Wed Jan 15 13:37:56 EST 2003

Quoth Phil Barnett <philb at philb.us>:
| On Tuesday 14 January 2003 4:25 pm, Barry A. Warsaw wrote:
...
|> BTW, if anybody else is going to be at the Spam conference, let me
|> know.  I'd love to have a chat about Mailman, spam and other stuffis.
|> I'll be getting in Thursday night.
|
| I'd love to see mailman get some spam recognition and some thresholds that we
| can set to deliberately get rid of the most obvious stuff.

The statistical approach sounds very good to me for lists - I guess the
spambayes project that some notable Python people have been working with
falls in that category, I've been using something called "spamoracle", etc.

In this case, though, before you start thinking about thresholds, you have
to train the classifier for your list's traffic - furnish it with examples
of good and bad mail.  After a couple of batches, it's surprisingly accurate
with my own mail, and since lists should normally follow a narrower range
of subject matter it ought to do even better there.

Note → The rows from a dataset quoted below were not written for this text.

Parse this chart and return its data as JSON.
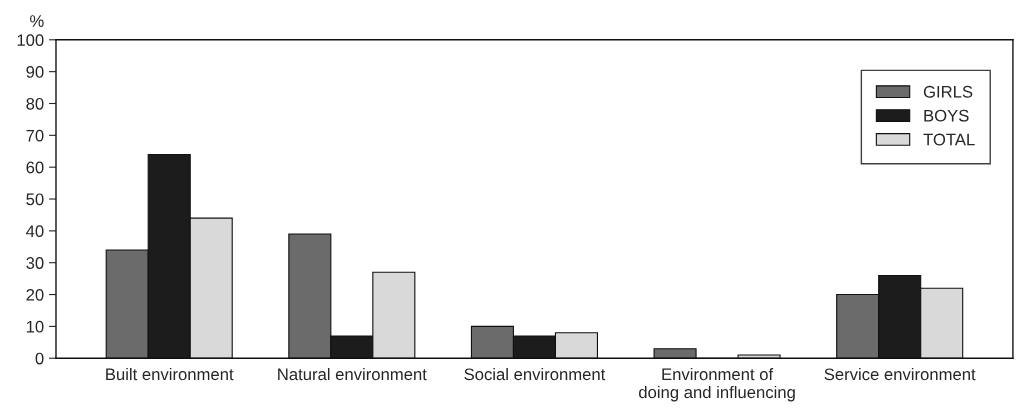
{
  "chart_data": {
    "type": "bar",
    "ylabel": "%",
    "categories": [
      "Built environment",
      "Natural environment",
      "Social environment",
      "Environment of\ndoing and influencing",
      "Service environment"
    ],
    "series": [
      {
        "name": "GIRLS",
        "color": "#6b6b6b",
        "values": [
          34,
          39,
          10,
          3,
          20
        ]
      },
      {
        "name": "BOYS",
        "color": "#1c1c1c",
        "values": [
          64,
          7,
          7,
          0,
          26
        ]
      },
      {
        "name": "TOTAL",
        "color": "#d9d9d9",
        "values": [
          44,
          27,
          8,
          1,
          22
        ]
      }
    ],
    "ylim": [
      0,
      100
    ],
    "yticks": [
      0,
      10,
      20,
      30,
      40,
      50,
      60,
      70,
      80,
      90,
      100
    ],
    "grid": false,
    "legend": "top right"
  }
}
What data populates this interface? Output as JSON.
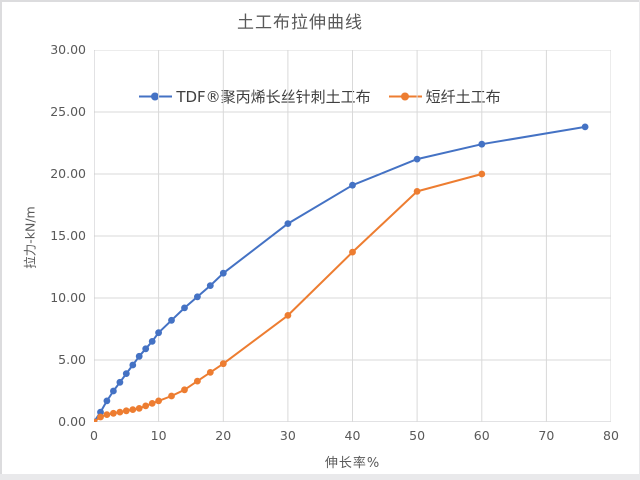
{
  "chart_data": {
    "type": "line",
    "title": "土工布拉伸曲线",
    "xlabel": "伸长率%",
    "ylabel": "拉力-kN/m",
    "xlim": [
      0,
      80
    ],
    "ylim": [
      0,
      30
    ],
    "x_tick_step": 10,
    "y_tick_step": 5,
    "x_tick_labels": [
      "0",
      "10",
      "20",
      "30",
      "40",
      "50",
      "60",
      "70",
      "80"
    ],
    "y_tick_labels": [
      "0.00",
      "5.00",
      "10.00",
      "15.00",
      "20.00",
      "25.00",
      "30.00"
    ],
    "grid": true,
    "legend_position": "top-center",
    "colors": {
      "gridline": "#d9d9d9",
      "axis_line": "#c6c6c8",
      "text": "#595959"
    },
    "series": [
      {
        "name": "TDF®聚丙烯长丝针刺土工布",
        "color": "#4472C4",
        "marker": "circle",
        "x": [
          0,
          1,
          2,
          3,
          4,
          5,
          6,
          7,
          8,
          9,
          10,
          12,
          14,
          16,
          18,
          20,
          30,
          40,
          50,
          60,
          76
        ],
        "y": [
          0,
          0.8,
          1.7,
          2.5,
          3.2,
          3.9,
          4.6,
          5.3,
          5.9,
          6.5,
          7.2,
          8.2,
          9.2,
          10.1,
          11.0,
          12.0,
          16.0,
          19.1,
          21.2,
          22.4,
          23.8
        ]
      },
      {
        "name": "短纤土工布",
        "color": "#ED7D31",
        "marker": "circle",
        "x": [
          0,
          1,
          2,
          3,
          4,
          5,
          6,
          7,
          8,
          9,
          10,
          12,
          14,
          16,
          18,
          20,
          30,
          40,
          50,
          60
        ],
        "y": [
          0,
          0.4,
          0.6,
          0.7,
          0.8,
          0.9,
          1.0,
          1.1,
          1.3,
          1.5,
          1.7,
          2.1,
          2.6,
          3.3,
          4.0,
          4.7,
          8.6,
          13.7,
          18.6,
          20.0
        ]
      }
    ]
  }
}
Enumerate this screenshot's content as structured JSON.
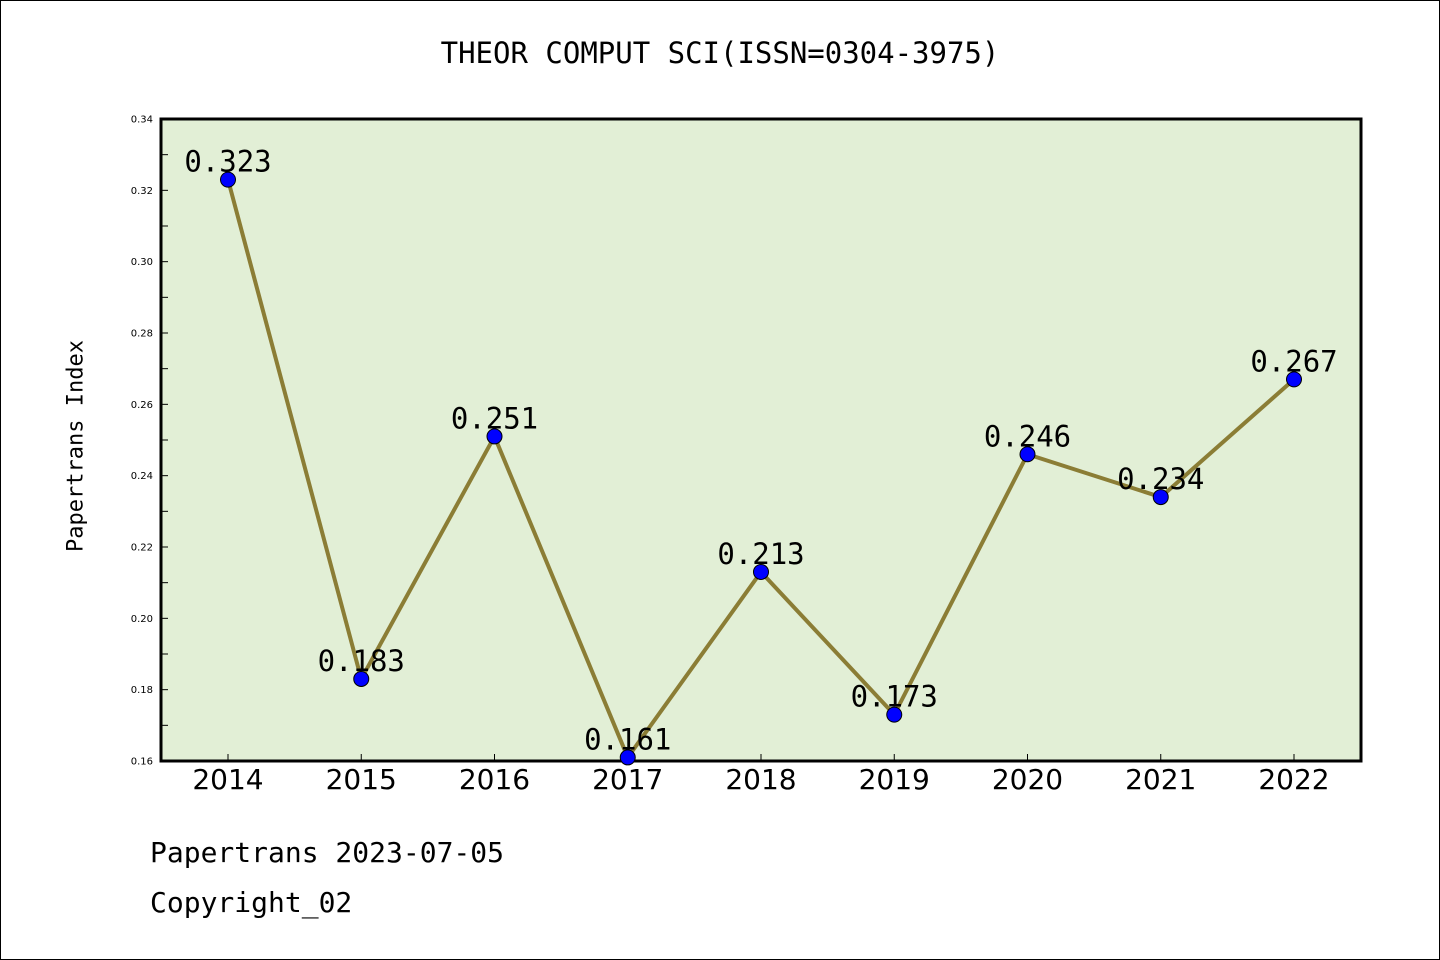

I haven't thought of a real good way to set up the training, though.  You
want to be able to select particular messages from the archives and feed
them into the classifier intact (headers and everything.)  That sounds
like writing a new archive index from the ground up (which might be a
good thing anyway, but I hope I'm wrong and that isn't necessary!)

	Donn Cave, donn at u.washington.edu